In a forceful final summation, Douglas Roller, head of the Justice Department's Organized Crime Strike Force here, reinfored his plea for a string of guilty verdicts with a hard-hitting replay of eight of the most incriminating conversations underlying the government's case in the two-month-long trial. The records, played in striking succession today, were the result of secret electronic surveillance by the FBI.

With the voices booming out over four powerful loudspeakers in the courtroom, one of the main defendants, Chicago insurance executive Allen Dorfman, could be heard complaining in exasperated tones of the unequivocal way in which he said Williams had promised Sen. Howard W. Cannon (D-Nev.) some Las Vegas real estate.

Dorfman expressed his indignation because the Teamsters had yet to make good on the commitment even though, at a Jan. 10, 1979, meeting in Cannon's Las Vegas office, according to Dorfman, "Roy Williams just unequivocally came right out and says, 'You got the property, senator, don't worry about it. It's our property, you own it.' "

"You know, I, I'm surprised he Cannon still even talks to me," Dorfman told associates in his office on May 21, 1979, after a phone conversation with Cannon about the delay in the property transaction. " . . . I'm going to wear out my welcome with this guy. We keep going to him for favors, he keeps performing, we keep delivering him s---."

The government has charged that Williams, then a Teamsters vice president, and Dorfman, a longtime Teamsters associate, guaranteed Cannon exclusive rights to buy a 5.8-acre tract owned by the Teamsters Central States Pension Fund in return for Cannon's help in squelching trucking deregulation legislation.

Roller charged there were "frantic efforts" to make good on the promise, including a hurried flight to California by a fund trustee and a former trustee to persuade another bidder to drop out.

According to the tapes, reputed Chicago mobster Joseph (Joey the Clown) Lombardo suggested the Jan. 30, 1979, trip and, when it proved successful, claimed credit.

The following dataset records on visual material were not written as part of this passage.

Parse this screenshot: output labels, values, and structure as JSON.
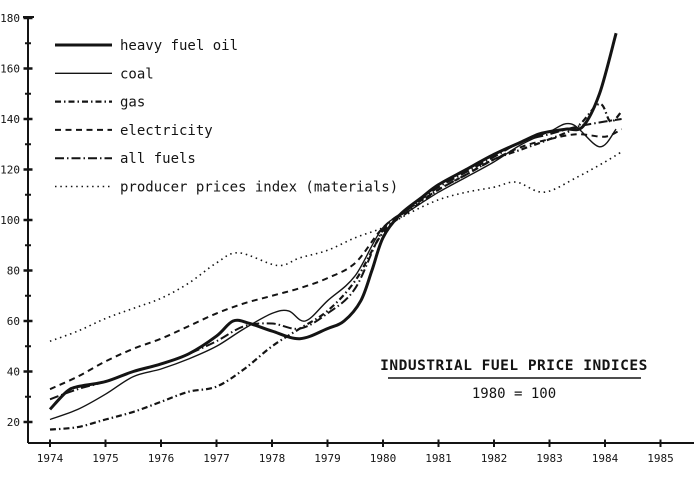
{
  "figure": {
    "background": "#ffffff",
    "ink_color": "#141414"
  },
  "title_box": {
    "title": "INDUSTRIAL FUEL PRICE INDICES",
    "subtitle": "1980 = 100"
  },
  "axes": {
    "x_tick_labels": [
      "1974",
      "1975",
      "1976",
      "1977",
      "1978",
      "1979",
      "1980",
      "1981",
      "1982",
      "1983",
      "1984",
      "1985"
    ],
    "y_tick_labels": [
      "20",
      "40",
      "60",
      "80",
      "100",
      "120",
      "140",
      "160",
      "180"
    ]
  },
  "legend": {
    "entries": [
      "heavy fuel oil",
      "coal",
      "gas",
      "electricity",
      "all fuels",
      "producer prices index (materials)"
    ]
  },
  "chart_data": {
    "type": "line",
    "title": "INDUSTRIAL FUEL PRICE INDICES",
    "subtitle": "1980 = 100",
    "xlabel": "",
    "ylabel": "",
    "xlim": [
      1973.6,
      1985.6
    ],
    "ylim": [
      10,
      180
    ],
    "x_ticks": [
      1974,
      1975,
      1976,
      1977,
      1978,
      1979,
      1980,
      1981,
      1982,
      1983,
      1984,
      1985
    ],
    "y_ticks_major": [
      20,
      40,
      60,
      80,
      100,
      120,
      140,
      160,
      180
    ],
    "y_minor_step": 10,
    "grid": false,
    "legend_position": "top-left",
    "series": [
      {
        "name": "heavy fuel oil",
        "style": "solid-thick",
        "x": [
          1974,
          1974.3,
          1974.5,
          1975,
          1975.5,
          1976,
          1976.5,
          1977,
          1977.3,
          1977.6,
          1978,
          1978.5,
          1979,
          1979.3,
          1979.6,
          1979.8,
          1980,
          1980.3,
          1980.7,
          1981,
          1981.5,
          1982,
          1982.5,
          1982.8,
          1983,
          1983.3,
          1983.6,
          1983.9,
          1984.2
        ],
        "y": [
          25,
          32,
          34,
          36,
          40,
          43,
          47,
          54,
          60,
          59,
          56,
          53,
          57,
          60,
          68,
          80,
          93,
          102,
          109,
          114,
          120,
          126,
          131,
          134,
          135,
          136,
          137,
          150,
          174
        ]
      },
      {
        "name": "coal",
        "style": "solid-thin",
        "x": [
          1974,
          1974.5,
          1975,
          1975.5,
          1976,
          1976.5,
          1977,
          1977.5,
          1978,
          1978.3,
          1978.6,
          1979,
          1979.5,
          1980,
          1980.5,
          1981,
          1981.5,
          1982,
          1982.5,
          1983,
          1983.4,
          1983.9,
          1984.2
        ],
        "y": [
          21,
          25,
          31,
          38,
          41,
          45,
          50,
          57,
          63,
          64,
          60,
          68,
          78,
          97,
          104,
          111,
          117,
          123,
          130,
          135,
          138,
          129,
          136
        ]
      },
      {
        "name": "gas",
        "style": "dash-dot-heavy",
        "x": [
          1974,
          1974.5,
          1975,
          1975.5,
          1976,
          1976.5,
          1977,
          1977.5,
          1978,
          1978.5,
          1979,
          1979.5,
          1980,
          1980.5,
          1981,
          1981.5,
          1982,
          1982.5,
          1983,
          1983.5,
          1983.9,
          1984.1,
          1984.3
        ],
        "y": [
          17,
          18,
          21,
          24,
          28,
          32,
          34,
          41,
          50,
          57,
          64,
          76,
          95,
          104,
          112,
          118,
          124,
          128,
          132,
          137,
          146,
          139,
          143
        ]
      },
      {
        "name": "electricity",
        "style": "dashed",
        "x": [
          1974,
          1974.5,
          1975,
          1975.5,
          1976,
          1976.5,
          1977,
          1977.5,
          1978,
          1978.5,
          1979,
          1979.5,
          1980,
          1980.5,
          1981,
          1981.5,
          1982,
          1982.5,
          1983,
          1983.5,
          1984,
          1984.3
        ],
        "y": [
          33,
          38,
          44,
          49,
          53,
          58,
          63,
          67,
          70,
          73,
          77,
          83,
          97,
          105,
          112,
          118,
          124,
          129,
          132,
          134,
          133,
          136
        ]
      },
      {
        "name": "all fuels",
        "style": "dash-dot",
        "x": [
          1974,
          1974.5,
          1975,
          1975.5,
          1976,
          1976.5,
          1977,
          1977.5,
          1978,
          1978.5,
          1979,
          1979.5,
          1980,
          1980.5,
          1981,
          1981.5,
          1982,
          1982.5,
          1983,
          1983.5,
          1984,
          1984.3
        ],
        "y": [
          29,
          33,
          36,
          40,
          43,
          47,
          52,
          58,
          59,
          57,
          63,
          73,
          96,
          105,
          113,
          119,
          125,
          131,
          134,
          137,
          139,
          140
        ]
      },
      {
        "name": "producer prices index (materials)",
        "style": "dotted",
        "x": [
          1974,
          1974.5,
          1975,
          1975.5,
          1976,
          1976.5,
          1977,
          1977.4,
          1978.1,
          1978.5,
          1979,
          1979.5,
          1980,
          1980.5,
          1981,
          1981.5,
          1982,
          1982.4,
          1982.9,
          1983.5,
          1984,
          1984.3
        ],
        "y": [
          52,
          56,
          61,
          65,
          69,
          75,
          83,
          87,
          82,
          85,
          88,
          93,
          97,
          103,
          108,
          111,
          113,
          115,
          111,
          117,
          123,
          127
        ]
      }
    ]
  }
}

In his closing argument, Lombardo's lawyer, Harry J. Busch, derided the government's description of Lombardo as the "pragmatist" of the conspiracy.

"I don't think Joe Lombardo knows the meaning of the word," Busch told the jurors. He described his client as "an absolute nothing in this deal."

In his closing arguments, Dorfman's chief attorney, Harvey Silets, charged that the government was trying to "flimflam" the jurors by using the tapes to divert their attention from the crucial Jan. 10 meeting in Cannon's office. Silets maintained there was no showing that Williams and Dorfman "cut a deal" with Cannon at the meeting despite all the talk the FBI picked up on the tapes.

Silets also scoffed at the government's contention that a chance to pay $1.4 million, in league with 11 others, for a piece of property valued on the pension fund books at $960,000 could be fairly described as a bribe. The property was eventually sold to another party for $1.6 million. Prosecutor Roller emphasized that "whether that bribe was accepted or not does not matter" since "Sen. Cannon is not on trial."

Silets asked the jurors to consider "if there truly was a deal with Sen. Cannon, why wasn't he indicted?" The prosecution promptly objected, and U.S. District Court Judge Prentice Marshall told the jurors to ignore the remark.